Trend #4: The chef escapes the kitchen

“Chefs will be as well known to members as the GM and golf pro.”

“Clubs will hire and celebrate to its members “name” chefs who will offer a dining experience equal to popular local restaurants.”

“Club foodservice will evolve and feel more entrepreneurship, like privately owned mini restaurants – think Las Vegas! Still all owned by the club—offering multi concepts—with great culinary and chefs. Clubs will feature more culinary and cooking training.”

Hail to the chef! Many clubs will seek to hire an influential chef who, if not popularly recognized, is at least professionally established and capable to stoking member interest in food and participation in the club’s dining program.

Trend #5: The membership engages over food

“Food and beverage represents a great opportunity for clubs. Winning clubs will fully integrate members into the food process: chef’s tables; display kitchens, cooking classes for adults and kids; organic; farm to table; community and spice gardens, etc. It’s endless and opportune.”

“At the same time, clubs will vary menus and offer more special food experiences, some with members able to participate in planning and preparation.”

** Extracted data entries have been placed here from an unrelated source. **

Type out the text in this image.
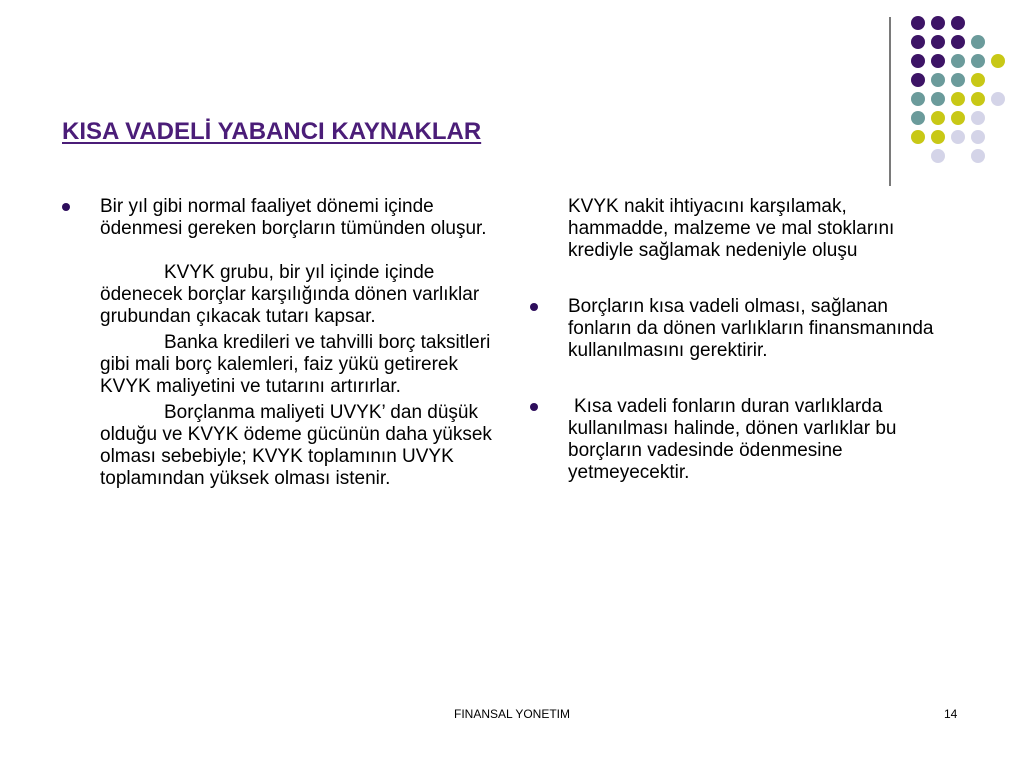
KISA VADELİ YABANCI KAYNAKLAR

Bir yıl gibi normal faaliyet dönemi içinde ödenmesi gereken borçların tümünden oluşur.

KVYK grubu, bir yıl içinde içinde ödenecek borçlar karşılığında dönen varlıklar grubundan çıkacak tutarı kapsar.

Banka kredileri ve tahvilli borç taksitleri gibi mali borç kalemleri, faiz yükü getirerek KVYK maliyetini ve tutarını artırırlar.

Borçlanma maliyeti UVYK’ dan düşük olduğu ve KVYK ödeme gücünün daha yüksek olması sebebiyle; KVYK toplamının UVYK toplamından yüksek olması istenir.

KVYK nakit ihtiyacını karşılamak, hammadde, malzeme ve mal stoklarını krediyle sağlamak nedeniyle oluşu

Borçların kısa vadeli olması, sağlanan fonların da dönen varlıkların finansmanında kullanılmasını gerektirir.

Kısa vadeli fonların duran varlıklarda kullanılması halinde, dönen varlıklar bu borçların vadesinde ödenmesine yetmeyecektir.

FINANSAL YONETIM	14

“Follow dining trends! Create new settings for food. Focus on casual dining, incorporating outdoor spaces as much as possible. Broader menu offerings. Focus on farm-to-table. Organic garden with reserved areas for members to grow their own vegetables. Showcasing the Chef will remain important. Continue to improve the catering operations.”

Members are the added ingredients: Member preferences are essential for both improving current offerings and anticipating new ones. This membership participation is the logical extension of the growing interest in all things food.